Indian engineers know how to tackle these problems, provided they are allowed to use their knowledgeable minds in a rational and practical manner. But they are not allowed. There are several constraining factors that do not allow them to do so.

Under such a scenario, what Shri Gadkari has told is something special to be noted. Gadkari told about a better solution to the environmental problem caused by petroleum fuels.

His idea is about using the renewable liquid fuel ethyl alcohol or ethanol as a fuel automobiles. This idea using ethanol is nothing new. In the world, Brazil has been the pioneering country that perhaps commercially made ethanol a successful auto fuel. 

India also could have adopted that long, long back. Perhaps that would have reduced our pollution problems and reduced our outflow of foreign exchange for import of petroleum. That would also have generated much employment and enhanced the incomes of our sugarcane growing farmers. But our earlier governments, dillydallied that due to reasons that they knew better.

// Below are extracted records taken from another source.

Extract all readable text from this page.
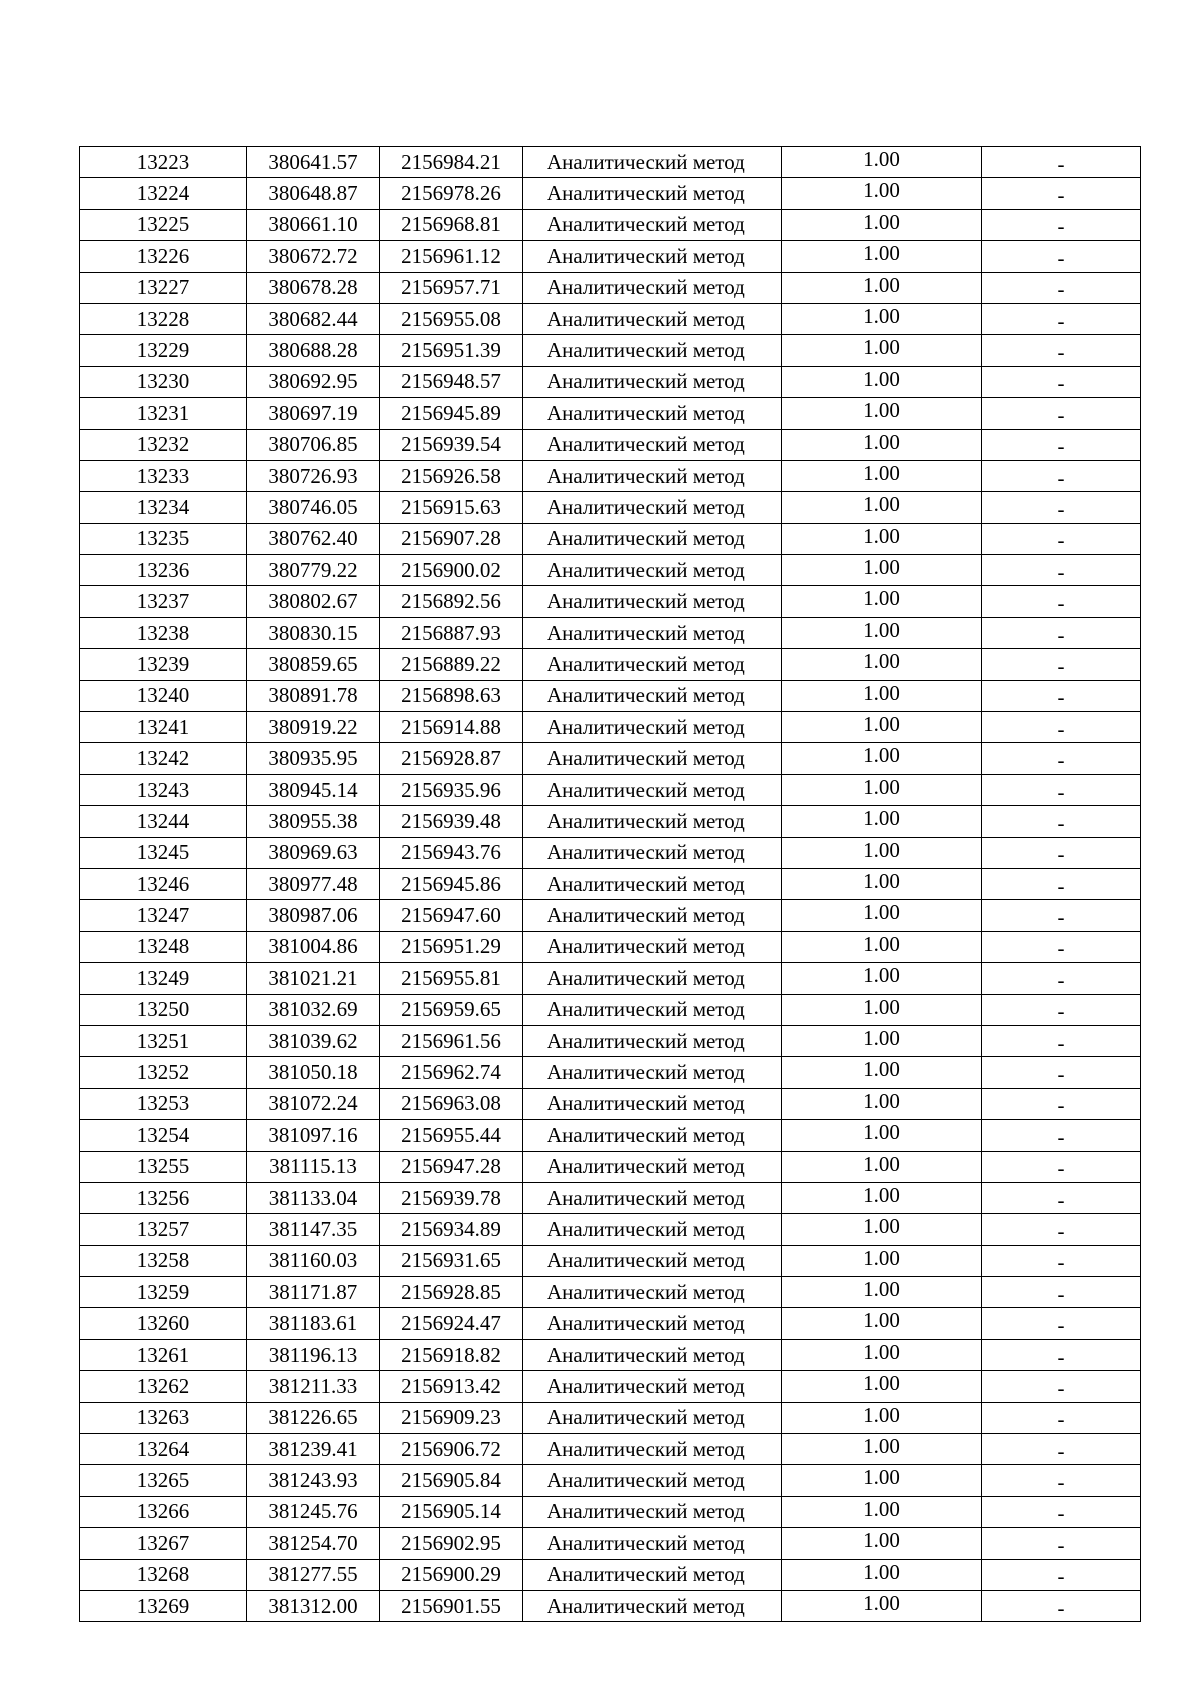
13223	380641.57	2156984.21	Аналитический метод	1.00	-
13224	380648.87	2156978.26	Аналитический метод	1.00	-
13225	380661.10	2156968.81	Аналитический метод	1.00	-
13226	380672.72	2156961.12	Аналитический метод	1.00	-
13227	380678.28	2156957.71	Аналитический метод	1.00	-
13228	380682.44	2156955.08	Аналитический метод	1.00	-
13229	380688.28	2156951.39	Аналитический метод	1.00	-
13230	380692.95	2156948.57	Аналитический метод	1.00	-
13231	380697.19	2156945.89	Аналитический метод	1.00	-
13232	380706.85	2156939.54	Аналитический метод	1.00	-
13233	380726.93	2156926.58	Аналитический метод	1.00	-
13234	380746.05	2156915.63	Аналитический метод	1.00	-
13235	380762.40	2156907.28	Аналитический метод	1.00	-
13236	380779.22	2156900.02	Аналитический метод	1.00	-
13237	380802.67	2156892.56	Аналитический метод	1.00	-
13238	380830.15	2156887.93	Аналитический метод	1.00	-
13239	380859.65	2156889.22	Аналитический метод	1.00	-
13240	380891.78	2156898.63	Аналитический метод	1.00	-
13241	380919.22	2156914.88	Аналитический метод	1.00	-
13242	380935.95	2156928.87	Аналитический метод	1.00	-
13243	380945.14	2156935.96	Аналитический метод	1.00	-
13244	380955.38	2156939.48	Аналитический метод	1.00	-
13245	380969.63	2156943.76	Аналитический метод	1.00	-
13246	380977.48	2156945.86	Аналитический метод	1.00	-
13247	380987.06	2156947.60	Аналитический метод	1.00	-
13248	381004.86	2156951.29	Аналитический метод	1.00	-
13249	381021.21	2156955.81	Аналитический метод	1.00	-
13250	381032.69	2156959.65	Аналитический метод	1.00	-
13251	381039.62	2156961.56	Аналитический метод	1.00	-
13252	381050.18	2156962.74	Аналитический метод	1.00	-
13253	381072.24	2156963.08	Аналитический метод	1.00	-
13254	381097.16	2156955.44	Аналитический метод	1.00	-
13255	381115.13	2156947.28	Аналитический метод	1.00	-
13256	381133.04	2156939.78	Аналитический метод	1.00	-
13257	381147.35	2156934.89	Аналитический метод	1.00	-
13258	381160.03	2156931.65	Аналитический метод	1.00	-
13259	381171.87	2156928.85	Аналитический метод	1.00	-
13260	381183.61	2156924.47	Аналитический метод	1.00	-
13261	381196.13	2156918.82	Аналитический метод	1.00	-
13262	381211.33	2156913.42	Аналитический метод	1.00	-
13263	381226.65	2156909.23	Аналитический метод	1.00	-
13264	381239.41	2156906.72	Аналитический метод	1.00	-
13265	381243.93	2156905.84	Аналитический метод	1.00	-
13266	381245.76	2156905.14	Аналитический метод	1.00	-
13267	381254.70	2156902.95	Аналитический метод	1.00	-
13268	381277.55	2156900.29	Аналитический метод	1.00	-
13269	381312.00	2156901.55	Аналитический метод	1.00	-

But Shri Gadkari is both a successful politician and a businessman. His opponents might accuse him of reaping undue advantages, but he has the business acumen to know the potentials of ethanol as an alternative auto fuel in India. And that is what he expressed.

When ethanol is burnt in suitably designed auto engines, the combustion waste gases are not polluted with un-burnt carbon or other partially burnt petroleum oils that are all polluting. The waste gases in this case are only carbon di oxide and water vapor, both mixed with the unused part of air that was sucked in by the engines.

If the government of India actually issue the rules for use of ethanol or ethanol blended petrol for use as auto fuel without loss of further time as told by the minister, it is a welcome step and needs to be appreciated. 

Let us only hope that some other authorities within the governance system would not create hurdles by opposing viewpoints!